Dominé oui, maîtrisé non

Depuis Carlo Ancelotti, et encore plus sous l'ère Blanc, le PSG a bâti son jeu sur la possession du ballon. A l'instar du FC Barcelone. Mais contre le Bayern Munich coaché par l'Italien, Paris a été totalement dominé dans ce secteur:seulement 37% de possession. Selon les Parisiens, c'était voulu. Mais était-ce voulu de laisser les Bavarois tirer à 16 reprises, centrer 36 fois, et accumuler 18 corners ? Sans doute pas. Au coeur du jeu, le trio Verratti-Rabiot-Thiago Motta n'a pas réussi à prendre le dessus. Il a même peiné à conserver le ballon et à la sortir proprement, face au pressing adverse.

Pourtant, en face, ils n'étaient que 3 (Tolisso, Vidal, Thiago Alcantara). Mais ces trois là ont occupé les espaces, bien mieux, et Thomas Muller et James Rodriguez se sont intercalés. Le tout a contraint le milieu parisien à jouer juste devant sa défense, et à souvent courir après le ballon. Sans oublier les nombreuses montées de Kurzawa, qui condamnent l'un d'eux à couvrir le couloir gauche. Combien de fois Cavani ou même Neymar sont revenus défendre pour prêter main forte à l'entrejeu ? Le PSG a gagné, mais il n'a pas maîtrisé son sujet. Les attaquants ont fait preuve de réalisme, les défenseurs de solidité. Le milieu a subi, et a connu un gros déchet technique qui plus est, notamment en 1re période.

Le trio du milieu en question

A Montpellier, le week-end précédent, les trois hommes du milieu de terrain n'avaient pas réussi à emballer le match. Sur un terrain désastreux, leur technique n'avait pas suffi pour briller. La semaine d'avant, le milieu lyonnais avait également fait des misères à son homologue. Et la liste n'est pas exhaustive. En transférant Blaise Matuidi à la Juventus, le PSG a perdu le seul membre du milieu de terrain à l'impact physique important. Thiago Motta, Marco Verratti et Adrien Rabiot forment une ligne extrêmement technique, très intelligente, au sens tactique avéré. Mais il leur manque cette capacité à imposer un défi physique, que tout grand d'Europe est capable d'assumer.

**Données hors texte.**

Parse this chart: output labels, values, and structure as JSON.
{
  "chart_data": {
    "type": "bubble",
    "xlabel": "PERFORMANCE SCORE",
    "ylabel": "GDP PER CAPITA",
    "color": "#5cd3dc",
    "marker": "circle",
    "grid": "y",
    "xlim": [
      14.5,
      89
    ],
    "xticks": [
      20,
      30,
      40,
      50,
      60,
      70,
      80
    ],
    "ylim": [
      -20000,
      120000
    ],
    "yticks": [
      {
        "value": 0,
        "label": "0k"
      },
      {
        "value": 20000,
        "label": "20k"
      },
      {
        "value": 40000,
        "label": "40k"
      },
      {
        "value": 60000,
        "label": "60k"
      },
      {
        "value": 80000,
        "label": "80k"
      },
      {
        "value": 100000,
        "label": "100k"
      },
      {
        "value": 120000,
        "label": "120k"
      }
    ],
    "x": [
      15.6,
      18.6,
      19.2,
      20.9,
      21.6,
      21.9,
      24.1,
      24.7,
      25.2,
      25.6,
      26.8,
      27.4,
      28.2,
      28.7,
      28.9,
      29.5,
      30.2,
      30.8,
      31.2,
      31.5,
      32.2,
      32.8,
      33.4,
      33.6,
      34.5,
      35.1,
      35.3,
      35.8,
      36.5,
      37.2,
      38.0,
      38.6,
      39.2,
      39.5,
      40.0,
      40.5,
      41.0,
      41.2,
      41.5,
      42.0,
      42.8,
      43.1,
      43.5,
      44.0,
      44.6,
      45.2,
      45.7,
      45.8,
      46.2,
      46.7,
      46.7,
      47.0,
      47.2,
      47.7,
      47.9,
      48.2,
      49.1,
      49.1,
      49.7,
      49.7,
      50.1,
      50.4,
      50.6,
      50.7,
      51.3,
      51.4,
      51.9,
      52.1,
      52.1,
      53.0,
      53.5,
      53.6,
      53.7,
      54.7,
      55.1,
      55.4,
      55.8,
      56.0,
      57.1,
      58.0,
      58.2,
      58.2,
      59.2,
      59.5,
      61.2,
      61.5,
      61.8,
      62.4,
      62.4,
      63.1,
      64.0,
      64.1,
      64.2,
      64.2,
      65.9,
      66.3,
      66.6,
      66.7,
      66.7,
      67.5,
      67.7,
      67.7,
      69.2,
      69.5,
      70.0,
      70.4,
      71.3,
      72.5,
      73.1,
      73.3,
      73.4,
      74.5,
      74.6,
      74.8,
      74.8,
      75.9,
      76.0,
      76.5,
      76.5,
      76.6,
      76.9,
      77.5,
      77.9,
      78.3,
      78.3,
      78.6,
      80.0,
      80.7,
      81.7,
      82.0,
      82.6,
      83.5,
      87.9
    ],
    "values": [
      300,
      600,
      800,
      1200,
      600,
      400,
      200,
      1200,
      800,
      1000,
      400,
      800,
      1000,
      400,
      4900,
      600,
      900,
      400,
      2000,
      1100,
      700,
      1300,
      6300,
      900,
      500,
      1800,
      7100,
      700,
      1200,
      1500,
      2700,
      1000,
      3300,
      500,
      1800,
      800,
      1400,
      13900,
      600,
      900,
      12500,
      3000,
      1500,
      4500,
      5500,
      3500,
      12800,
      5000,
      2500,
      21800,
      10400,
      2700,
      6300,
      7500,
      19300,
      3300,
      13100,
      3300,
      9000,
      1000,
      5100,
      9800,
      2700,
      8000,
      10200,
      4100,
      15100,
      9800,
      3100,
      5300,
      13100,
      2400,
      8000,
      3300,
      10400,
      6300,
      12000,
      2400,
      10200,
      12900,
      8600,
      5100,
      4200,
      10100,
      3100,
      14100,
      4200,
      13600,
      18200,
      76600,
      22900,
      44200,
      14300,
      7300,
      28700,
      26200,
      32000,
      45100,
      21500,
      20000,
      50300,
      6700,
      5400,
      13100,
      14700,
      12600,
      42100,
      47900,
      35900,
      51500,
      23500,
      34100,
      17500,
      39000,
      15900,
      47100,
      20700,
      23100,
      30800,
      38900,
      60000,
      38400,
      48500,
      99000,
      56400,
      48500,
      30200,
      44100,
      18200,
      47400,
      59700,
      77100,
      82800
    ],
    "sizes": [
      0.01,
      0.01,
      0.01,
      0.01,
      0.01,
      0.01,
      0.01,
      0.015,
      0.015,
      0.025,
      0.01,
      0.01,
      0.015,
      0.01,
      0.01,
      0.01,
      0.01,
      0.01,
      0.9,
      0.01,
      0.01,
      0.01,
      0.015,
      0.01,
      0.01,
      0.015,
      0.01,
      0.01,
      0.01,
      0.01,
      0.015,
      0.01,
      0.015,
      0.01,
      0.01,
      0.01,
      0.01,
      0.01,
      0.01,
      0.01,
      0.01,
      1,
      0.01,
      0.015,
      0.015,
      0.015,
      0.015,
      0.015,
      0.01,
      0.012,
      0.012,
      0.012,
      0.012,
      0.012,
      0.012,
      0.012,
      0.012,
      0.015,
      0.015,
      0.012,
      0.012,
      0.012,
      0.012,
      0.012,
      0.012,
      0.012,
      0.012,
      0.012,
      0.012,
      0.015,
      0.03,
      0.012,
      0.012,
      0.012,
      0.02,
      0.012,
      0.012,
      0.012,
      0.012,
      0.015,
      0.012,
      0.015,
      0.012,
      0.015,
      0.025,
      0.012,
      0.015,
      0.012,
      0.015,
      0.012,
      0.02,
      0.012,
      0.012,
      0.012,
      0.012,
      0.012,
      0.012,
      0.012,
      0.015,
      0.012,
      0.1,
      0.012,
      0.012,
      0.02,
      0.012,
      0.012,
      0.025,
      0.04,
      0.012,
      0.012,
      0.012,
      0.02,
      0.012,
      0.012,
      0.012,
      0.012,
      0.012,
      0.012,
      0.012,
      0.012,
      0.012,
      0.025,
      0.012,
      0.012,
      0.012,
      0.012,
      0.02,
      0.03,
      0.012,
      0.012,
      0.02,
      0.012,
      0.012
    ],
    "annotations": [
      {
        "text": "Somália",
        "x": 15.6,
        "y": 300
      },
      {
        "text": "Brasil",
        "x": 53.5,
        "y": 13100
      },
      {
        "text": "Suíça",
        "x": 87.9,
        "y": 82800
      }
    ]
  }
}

Giovani Lo Celso, talentueux remplaçant, se trouve un peu sur le même registre. 

Samedi, en Ligue 1, ce milieu (s'il est aligné) passera un nouveau test contre celui de Bordeaux, où l'ancien Parisien Younousse Sankharé (5 buts depuis le début de la saison) représente  l'une des révélations du bon début de saison bordelais. Avec Otavio et Lerager, le trio a un impact physique important, même si la technicité est bien inférieure au PSG.